The above solution can work but is not ideal since we're injecting a complex object into the context.

What I propose is to extend the signature of state accessor and mutator to also accept the variadic arguments from the StateMachine.FireCtx method.

func stateMutator(ctx context.context, args ...interface{}) (interface{}, error) { }

func stateAccessor(ctx context.Context, nextState interface{}, args ...interface{}) error { }

With this change, the expected behavior is, when I call StateMachine.FireCtx with argument tx, I should be able to access that argument from both state accessor and mutator.

// Fire an event
stateMachine.Fire(ctx, someTrigger, tx)

// access tx from from args
func stateAccessor(ctx context.Context, args ...interface{}) (interface{}, error) {
    tx, ok := args[0].(Tx)
    // read the current state
}

// access the same  tx from args
func stateMutator(ctx context.Context, nextState interface{}, args ...interface{}) error {
    tx, ok := args[0].(Tx)
    // write the next state and commit using the tx object
}

I'm not sure how this would affect the existing API, but I'm willing to help with the change if needed. Please let me know if you need more clarification regarding this.

Thanks a lot in advance!

stevenferrer avatar Nov 09 '21 10:11 stevenferrer

Thanks for the detailed proposal @stevenferrer. Passing down the arguments from FireCtx to the state mutator/accessor function is feasible, even without breaking existing API. We could have another state machine constructor that accepts your proposed signatures.

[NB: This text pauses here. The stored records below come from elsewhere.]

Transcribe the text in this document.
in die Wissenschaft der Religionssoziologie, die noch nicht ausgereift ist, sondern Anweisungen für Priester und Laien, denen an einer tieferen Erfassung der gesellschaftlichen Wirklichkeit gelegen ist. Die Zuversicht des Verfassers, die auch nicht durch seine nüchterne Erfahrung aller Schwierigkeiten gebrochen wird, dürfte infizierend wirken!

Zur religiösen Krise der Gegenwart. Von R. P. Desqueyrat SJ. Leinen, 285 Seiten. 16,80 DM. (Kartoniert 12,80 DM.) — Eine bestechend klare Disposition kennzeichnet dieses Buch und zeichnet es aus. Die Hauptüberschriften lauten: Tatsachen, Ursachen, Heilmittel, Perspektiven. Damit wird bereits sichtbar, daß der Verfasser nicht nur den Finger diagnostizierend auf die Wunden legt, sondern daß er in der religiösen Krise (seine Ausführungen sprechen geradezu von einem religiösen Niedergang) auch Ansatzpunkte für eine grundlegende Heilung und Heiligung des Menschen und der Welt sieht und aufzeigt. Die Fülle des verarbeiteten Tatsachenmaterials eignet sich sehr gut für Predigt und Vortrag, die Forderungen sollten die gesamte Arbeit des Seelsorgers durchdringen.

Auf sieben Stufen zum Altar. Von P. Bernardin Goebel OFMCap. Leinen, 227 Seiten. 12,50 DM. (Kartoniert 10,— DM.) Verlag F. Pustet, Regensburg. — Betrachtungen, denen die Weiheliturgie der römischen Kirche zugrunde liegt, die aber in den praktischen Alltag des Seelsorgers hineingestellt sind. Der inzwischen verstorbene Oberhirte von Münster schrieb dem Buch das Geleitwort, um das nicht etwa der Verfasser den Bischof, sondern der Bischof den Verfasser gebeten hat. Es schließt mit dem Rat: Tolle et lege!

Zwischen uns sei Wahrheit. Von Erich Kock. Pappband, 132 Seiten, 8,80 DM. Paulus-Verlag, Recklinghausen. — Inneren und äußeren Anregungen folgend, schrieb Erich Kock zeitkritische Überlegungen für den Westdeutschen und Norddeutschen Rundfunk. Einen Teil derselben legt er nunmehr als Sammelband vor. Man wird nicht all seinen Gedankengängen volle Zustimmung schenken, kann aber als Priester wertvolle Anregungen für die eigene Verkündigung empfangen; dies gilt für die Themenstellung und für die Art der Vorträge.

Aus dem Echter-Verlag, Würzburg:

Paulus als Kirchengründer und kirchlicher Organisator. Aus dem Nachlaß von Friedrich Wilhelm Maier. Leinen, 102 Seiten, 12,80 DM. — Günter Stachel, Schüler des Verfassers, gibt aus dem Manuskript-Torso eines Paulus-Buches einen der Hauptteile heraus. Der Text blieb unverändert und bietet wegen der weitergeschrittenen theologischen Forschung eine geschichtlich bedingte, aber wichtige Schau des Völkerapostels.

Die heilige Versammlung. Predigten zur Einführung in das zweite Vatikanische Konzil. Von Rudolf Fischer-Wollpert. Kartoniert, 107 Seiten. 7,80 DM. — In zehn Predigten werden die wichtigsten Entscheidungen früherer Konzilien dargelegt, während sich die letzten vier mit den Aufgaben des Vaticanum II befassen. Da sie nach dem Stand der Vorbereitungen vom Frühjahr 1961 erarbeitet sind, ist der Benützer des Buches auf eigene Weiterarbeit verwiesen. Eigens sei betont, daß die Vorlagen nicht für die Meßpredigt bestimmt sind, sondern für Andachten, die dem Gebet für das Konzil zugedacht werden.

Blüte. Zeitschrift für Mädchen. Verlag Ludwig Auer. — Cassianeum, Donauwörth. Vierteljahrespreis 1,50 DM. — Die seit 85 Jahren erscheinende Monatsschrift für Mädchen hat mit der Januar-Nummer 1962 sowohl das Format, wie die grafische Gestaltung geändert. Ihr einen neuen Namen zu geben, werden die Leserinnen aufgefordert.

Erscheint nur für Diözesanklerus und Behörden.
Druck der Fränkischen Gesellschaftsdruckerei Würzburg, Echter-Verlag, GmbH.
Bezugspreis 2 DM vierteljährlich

On the other hand, I'm reluctant to add this functionality. The state callbacks are just for retrieving and updating the state, no additional logic should happen there, else the state machine pattern might be defeated. Although your use-case is completely valid, it adds complexity to the API and other users might have problems understanding why is it there when the state machine can already be configured using the StateConfiguration.

On top of that, I don't think that wrapping db.BeginTx() in the context is worst that passing it as a variadic argument, both needs to type cast an interface. Could you elaborate more on why you don't want to pass it inside the context? I'm probably missing something.

qmuntal avatar Nov 16 '21 14:11 qmuntal

Hi @qmuntal, thank you very much for your response and apologies for my late reply.

The reason that we wanted to explicitly pass the tx as an argument instead of injecting in the context is because of some blog post that I read a few months ago (I forgot the link), which suggests only passing simply objects instead of complex objects like structs.

I agree with you and I understand that this feature might add complexity to the library. Actually, we're doing okay at the moment by only passing the tx object in the context. Though, as the library evolves, I'm hoping that these kinds of use-cases would be considered in the future versions of stateless.

stevenferrer avatar Nov 25 '21 10:11 stevenferrer

...On top of that, I don't think that wrapping db.BeginTx() in the context is worst that passing it as a variadic argument, both needs to type cast an interface.

Closing this issue as I have changed my opinions about this topic. This was something specific to our use-case and not a limitation to the library.